Nonetheless 5 months after this ruling, debt collectors turned up at Dave’s home demanding that he settle the invoice.
He defined to Rippon that he didn’t permit them into his property. He needed to indicate them the case file to show that this was not his debt.
He mentioned: “We’re on the finish of our tether, we don’t know what to do, which is why we’re so glad that you simply agreed to return and discuss to us.”
Rippon responded: “It is an extraordinary story. I fear you are not alone with it Dave, that’s the only thing.”
Scottish Power told Rip Off Britain that they had removed Dave’s name from the account that had wrongly been registered to it and they made a good will payment by way of apology back in September 2021.
They admitted that they “didn’t reconcile this with the supply address data used by the debt collection agency” when their agents knocked on Dave’s door five years later.
Scottish Power confirmed that the records have now been updated, and it apologised again to Dave and made another good will payment.

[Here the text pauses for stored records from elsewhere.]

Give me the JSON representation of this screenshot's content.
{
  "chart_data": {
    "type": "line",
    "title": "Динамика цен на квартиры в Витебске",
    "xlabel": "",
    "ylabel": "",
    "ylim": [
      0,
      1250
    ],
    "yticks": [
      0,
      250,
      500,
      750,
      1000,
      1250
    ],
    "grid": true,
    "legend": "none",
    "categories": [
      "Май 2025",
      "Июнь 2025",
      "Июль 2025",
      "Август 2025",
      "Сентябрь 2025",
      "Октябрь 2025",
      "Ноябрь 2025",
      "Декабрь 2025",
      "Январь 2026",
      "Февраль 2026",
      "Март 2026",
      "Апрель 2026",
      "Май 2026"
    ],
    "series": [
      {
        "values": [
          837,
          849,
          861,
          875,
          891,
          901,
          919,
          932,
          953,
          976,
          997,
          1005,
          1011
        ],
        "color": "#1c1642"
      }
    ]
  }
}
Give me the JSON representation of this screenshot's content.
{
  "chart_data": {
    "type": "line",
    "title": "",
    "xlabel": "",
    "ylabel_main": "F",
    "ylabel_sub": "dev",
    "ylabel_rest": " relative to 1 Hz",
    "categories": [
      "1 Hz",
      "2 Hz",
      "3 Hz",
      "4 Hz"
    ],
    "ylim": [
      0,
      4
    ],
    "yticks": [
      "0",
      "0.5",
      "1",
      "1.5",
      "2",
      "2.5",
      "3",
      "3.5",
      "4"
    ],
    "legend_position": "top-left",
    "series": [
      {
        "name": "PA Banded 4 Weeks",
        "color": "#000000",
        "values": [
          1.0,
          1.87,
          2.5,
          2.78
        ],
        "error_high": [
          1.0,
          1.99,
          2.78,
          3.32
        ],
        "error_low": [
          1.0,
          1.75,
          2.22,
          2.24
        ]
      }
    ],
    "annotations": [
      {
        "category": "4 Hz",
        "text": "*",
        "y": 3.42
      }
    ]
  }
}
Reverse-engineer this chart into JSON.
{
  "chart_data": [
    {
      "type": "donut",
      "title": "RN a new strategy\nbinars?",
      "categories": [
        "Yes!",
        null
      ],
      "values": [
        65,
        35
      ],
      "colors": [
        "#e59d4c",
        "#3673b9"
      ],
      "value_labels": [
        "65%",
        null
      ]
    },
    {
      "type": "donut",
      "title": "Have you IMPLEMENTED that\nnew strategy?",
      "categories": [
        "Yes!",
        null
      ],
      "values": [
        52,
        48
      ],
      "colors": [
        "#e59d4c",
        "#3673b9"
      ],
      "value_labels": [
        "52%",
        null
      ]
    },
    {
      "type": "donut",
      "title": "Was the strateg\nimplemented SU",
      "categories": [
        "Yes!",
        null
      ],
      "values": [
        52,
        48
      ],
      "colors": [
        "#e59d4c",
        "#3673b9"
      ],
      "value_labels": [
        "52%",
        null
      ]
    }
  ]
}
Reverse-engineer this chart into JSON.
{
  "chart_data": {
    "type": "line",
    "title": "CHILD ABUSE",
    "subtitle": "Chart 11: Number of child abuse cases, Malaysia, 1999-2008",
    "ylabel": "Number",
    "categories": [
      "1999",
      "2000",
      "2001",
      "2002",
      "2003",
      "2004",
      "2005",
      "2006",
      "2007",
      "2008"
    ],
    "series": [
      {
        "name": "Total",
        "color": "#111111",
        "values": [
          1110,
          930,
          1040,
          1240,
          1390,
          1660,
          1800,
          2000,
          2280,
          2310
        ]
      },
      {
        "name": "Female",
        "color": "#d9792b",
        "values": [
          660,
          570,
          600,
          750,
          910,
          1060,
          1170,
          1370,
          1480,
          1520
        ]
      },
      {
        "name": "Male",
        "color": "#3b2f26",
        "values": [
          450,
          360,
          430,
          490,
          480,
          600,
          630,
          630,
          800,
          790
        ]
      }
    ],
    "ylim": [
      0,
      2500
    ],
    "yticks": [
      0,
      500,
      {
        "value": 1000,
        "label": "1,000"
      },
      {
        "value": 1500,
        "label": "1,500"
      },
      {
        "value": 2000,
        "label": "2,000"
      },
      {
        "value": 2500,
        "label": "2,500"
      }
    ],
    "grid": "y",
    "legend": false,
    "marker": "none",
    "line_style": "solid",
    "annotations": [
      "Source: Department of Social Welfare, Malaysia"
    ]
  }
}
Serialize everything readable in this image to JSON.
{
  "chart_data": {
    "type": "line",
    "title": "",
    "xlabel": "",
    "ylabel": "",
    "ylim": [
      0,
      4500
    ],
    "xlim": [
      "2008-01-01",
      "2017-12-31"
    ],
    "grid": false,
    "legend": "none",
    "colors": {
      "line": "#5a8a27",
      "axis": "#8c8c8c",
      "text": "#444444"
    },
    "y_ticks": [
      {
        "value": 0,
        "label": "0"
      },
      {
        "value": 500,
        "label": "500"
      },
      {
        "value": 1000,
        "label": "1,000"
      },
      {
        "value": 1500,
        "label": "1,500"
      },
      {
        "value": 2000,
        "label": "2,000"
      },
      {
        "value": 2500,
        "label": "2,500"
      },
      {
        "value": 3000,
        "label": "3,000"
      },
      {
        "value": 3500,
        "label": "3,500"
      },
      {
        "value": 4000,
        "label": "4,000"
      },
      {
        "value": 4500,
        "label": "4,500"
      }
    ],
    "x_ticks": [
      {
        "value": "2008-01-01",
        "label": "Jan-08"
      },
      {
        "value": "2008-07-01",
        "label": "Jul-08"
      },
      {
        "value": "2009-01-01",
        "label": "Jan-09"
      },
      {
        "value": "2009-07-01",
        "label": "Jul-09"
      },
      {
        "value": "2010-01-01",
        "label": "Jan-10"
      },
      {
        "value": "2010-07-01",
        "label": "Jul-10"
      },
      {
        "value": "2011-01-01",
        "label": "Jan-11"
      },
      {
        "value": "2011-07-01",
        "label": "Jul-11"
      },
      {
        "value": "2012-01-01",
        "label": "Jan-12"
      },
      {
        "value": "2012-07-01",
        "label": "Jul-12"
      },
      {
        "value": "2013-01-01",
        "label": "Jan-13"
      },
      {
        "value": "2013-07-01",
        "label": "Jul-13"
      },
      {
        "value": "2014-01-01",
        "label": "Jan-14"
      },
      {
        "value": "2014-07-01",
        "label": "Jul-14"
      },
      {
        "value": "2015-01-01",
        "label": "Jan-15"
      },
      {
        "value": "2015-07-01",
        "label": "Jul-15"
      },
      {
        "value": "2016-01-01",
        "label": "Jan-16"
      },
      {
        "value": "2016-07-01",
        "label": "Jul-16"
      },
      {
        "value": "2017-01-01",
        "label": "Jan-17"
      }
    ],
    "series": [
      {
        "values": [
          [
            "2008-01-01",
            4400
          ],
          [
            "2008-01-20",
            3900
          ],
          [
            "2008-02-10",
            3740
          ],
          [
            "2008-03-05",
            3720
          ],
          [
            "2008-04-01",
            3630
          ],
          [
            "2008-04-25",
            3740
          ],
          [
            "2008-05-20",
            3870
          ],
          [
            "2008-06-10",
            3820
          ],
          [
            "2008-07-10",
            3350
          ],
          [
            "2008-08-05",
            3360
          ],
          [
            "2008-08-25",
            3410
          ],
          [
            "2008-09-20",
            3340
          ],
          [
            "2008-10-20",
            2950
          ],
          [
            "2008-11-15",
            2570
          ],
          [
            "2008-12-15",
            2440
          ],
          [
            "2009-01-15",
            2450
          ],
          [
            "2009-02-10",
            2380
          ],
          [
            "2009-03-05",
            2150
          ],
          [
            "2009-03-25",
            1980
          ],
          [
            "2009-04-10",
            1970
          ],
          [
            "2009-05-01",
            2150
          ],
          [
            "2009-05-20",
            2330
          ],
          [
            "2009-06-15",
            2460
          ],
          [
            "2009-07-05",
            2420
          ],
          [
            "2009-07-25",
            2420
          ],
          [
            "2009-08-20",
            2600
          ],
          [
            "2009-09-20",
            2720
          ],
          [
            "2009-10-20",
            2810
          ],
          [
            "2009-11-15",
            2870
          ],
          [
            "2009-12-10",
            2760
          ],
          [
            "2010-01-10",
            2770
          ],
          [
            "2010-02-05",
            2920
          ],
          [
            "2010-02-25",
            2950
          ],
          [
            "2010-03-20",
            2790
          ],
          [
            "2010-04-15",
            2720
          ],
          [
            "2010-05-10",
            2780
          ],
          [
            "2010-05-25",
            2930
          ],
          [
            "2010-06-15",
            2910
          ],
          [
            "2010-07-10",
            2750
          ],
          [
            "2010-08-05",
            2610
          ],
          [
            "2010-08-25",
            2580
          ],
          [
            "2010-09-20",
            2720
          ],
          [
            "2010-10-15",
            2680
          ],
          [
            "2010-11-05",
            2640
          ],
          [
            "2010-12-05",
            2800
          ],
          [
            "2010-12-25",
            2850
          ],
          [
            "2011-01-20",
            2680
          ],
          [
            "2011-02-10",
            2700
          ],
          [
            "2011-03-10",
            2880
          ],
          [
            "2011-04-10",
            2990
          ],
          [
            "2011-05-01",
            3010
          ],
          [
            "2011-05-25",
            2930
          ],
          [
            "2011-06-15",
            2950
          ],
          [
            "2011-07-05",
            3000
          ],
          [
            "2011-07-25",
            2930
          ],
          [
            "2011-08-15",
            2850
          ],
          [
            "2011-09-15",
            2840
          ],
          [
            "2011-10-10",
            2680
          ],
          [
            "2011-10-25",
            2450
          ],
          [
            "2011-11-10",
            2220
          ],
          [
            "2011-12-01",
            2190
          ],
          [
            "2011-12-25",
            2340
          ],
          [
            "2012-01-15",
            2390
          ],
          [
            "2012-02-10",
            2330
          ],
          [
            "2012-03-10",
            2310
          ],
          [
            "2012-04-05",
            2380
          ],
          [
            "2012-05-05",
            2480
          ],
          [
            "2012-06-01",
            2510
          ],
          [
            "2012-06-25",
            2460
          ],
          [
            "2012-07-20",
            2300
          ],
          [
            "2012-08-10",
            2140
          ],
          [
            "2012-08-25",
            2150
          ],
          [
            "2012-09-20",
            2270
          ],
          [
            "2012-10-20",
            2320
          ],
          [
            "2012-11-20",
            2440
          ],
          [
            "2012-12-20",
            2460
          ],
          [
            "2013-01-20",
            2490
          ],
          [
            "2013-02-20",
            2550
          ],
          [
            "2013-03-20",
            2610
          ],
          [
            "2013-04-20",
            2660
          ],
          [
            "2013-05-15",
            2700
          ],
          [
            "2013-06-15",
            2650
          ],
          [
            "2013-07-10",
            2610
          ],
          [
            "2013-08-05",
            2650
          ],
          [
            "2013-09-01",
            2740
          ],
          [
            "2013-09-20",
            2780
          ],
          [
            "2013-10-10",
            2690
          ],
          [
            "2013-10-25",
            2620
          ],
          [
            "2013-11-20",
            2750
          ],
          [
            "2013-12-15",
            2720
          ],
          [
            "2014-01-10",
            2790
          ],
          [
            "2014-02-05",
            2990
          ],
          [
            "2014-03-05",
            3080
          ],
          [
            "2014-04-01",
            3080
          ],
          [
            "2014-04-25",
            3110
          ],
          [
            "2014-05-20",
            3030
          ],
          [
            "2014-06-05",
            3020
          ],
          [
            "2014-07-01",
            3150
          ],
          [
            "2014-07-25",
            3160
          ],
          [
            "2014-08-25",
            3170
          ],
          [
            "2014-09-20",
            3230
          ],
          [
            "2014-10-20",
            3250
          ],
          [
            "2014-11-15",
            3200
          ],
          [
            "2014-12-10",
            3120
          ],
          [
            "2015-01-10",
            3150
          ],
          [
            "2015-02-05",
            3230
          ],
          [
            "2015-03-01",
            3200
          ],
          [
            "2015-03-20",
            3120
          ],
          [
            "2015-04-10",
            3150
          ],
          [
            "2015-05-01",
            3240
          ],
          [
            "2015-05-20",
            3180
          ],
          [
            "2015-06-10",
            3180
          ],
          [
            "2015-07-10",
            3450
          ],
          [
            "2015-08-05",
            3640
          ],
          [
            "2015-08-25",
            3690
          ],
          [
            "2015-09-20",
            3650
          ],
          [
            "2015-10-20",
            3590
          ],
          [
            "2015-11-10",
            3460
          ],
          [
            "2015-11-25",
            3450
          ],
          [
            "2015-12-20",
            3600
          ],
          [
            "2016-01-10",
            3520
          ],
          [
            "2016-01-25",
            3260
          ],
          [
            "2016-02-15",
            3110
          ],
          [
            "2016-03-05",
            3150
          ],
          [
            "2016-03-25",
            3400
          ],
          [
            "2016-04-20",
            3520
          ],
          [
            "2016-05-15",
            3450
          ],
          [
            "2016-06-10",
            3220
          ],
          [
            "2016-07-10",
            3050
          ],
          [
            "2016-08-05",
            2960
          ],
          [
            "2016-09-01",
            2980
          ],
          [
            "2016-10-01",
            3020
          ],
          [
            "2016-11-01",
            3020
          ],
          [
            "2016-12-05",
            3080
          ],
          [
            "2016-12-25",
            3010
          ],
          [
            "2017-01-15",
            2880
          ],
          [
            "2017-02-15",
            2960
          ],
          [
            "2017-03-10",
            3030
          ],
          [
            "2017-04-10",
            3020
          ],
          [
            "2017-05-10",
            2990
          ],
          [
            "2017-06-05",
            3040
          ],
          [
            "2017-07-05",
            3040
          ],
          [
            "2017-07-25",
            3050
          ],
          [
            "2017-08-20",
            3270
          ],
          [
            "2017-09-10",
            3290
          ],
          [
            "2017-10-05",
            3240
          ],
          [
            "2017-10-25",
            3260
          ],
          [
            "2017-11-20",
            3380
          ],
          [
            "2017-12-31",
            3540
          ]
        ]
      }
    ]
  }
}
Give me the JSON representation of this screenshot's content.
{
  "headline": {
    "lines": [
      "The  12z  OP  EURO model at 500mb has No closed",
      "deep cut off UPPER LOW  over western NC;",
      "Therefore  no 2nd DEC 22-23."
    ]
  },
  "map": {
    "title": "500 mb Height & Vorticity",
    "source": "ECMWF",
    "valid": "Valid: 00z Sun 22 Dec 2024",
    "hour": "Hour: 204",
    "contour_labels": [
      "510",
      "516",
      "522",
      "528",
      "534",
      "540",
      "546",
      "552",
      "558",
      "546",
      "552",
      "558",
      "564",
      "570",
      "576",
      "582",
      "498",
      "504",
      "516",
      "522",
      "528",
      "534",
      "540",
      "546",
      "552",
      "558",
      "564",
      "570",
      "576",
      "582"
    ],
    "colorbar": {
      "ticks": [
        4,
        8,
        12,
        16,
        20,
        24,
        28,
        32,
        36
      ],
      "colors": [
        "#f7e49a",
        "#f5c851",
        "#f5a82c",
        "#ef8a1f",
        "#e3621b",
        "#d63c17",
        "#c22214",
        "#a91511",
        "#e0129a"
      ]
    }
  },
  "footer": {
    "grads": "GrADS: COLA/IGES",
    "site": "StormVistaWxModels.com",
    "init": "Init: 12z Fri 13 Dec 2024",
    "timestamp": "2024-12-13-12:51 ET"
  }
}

They assured Dave this won’t have any impact on his credit rating.
A ScottishPower spokesperson said to Categorical.co.uk: “We’re sorry for the issues experienced by Mr and Mrs Spragg and the time it has taken to fully resolve their complaint. We did close the billing account and remove Mr Spragg’s address for any correspondence associated with the meter and made a goodwill payment of £75 in September 2021.
“However, in error, we didn’t reconcile this with the supply address data, which was the information used by the debt collection agency earlier this year. This has now been corrected following a visit from our customer liaison team.
“We can assure Mr and Mrs Spragg there is no impact on their credit rating and apologise for any distress caused by the delay in sorting everything out. In recognition of this, we’ve offered a further goodwill payment and hope this brings matters to a close.”
Rip Off Britain continues tomorrow on BBC one at 9:15am.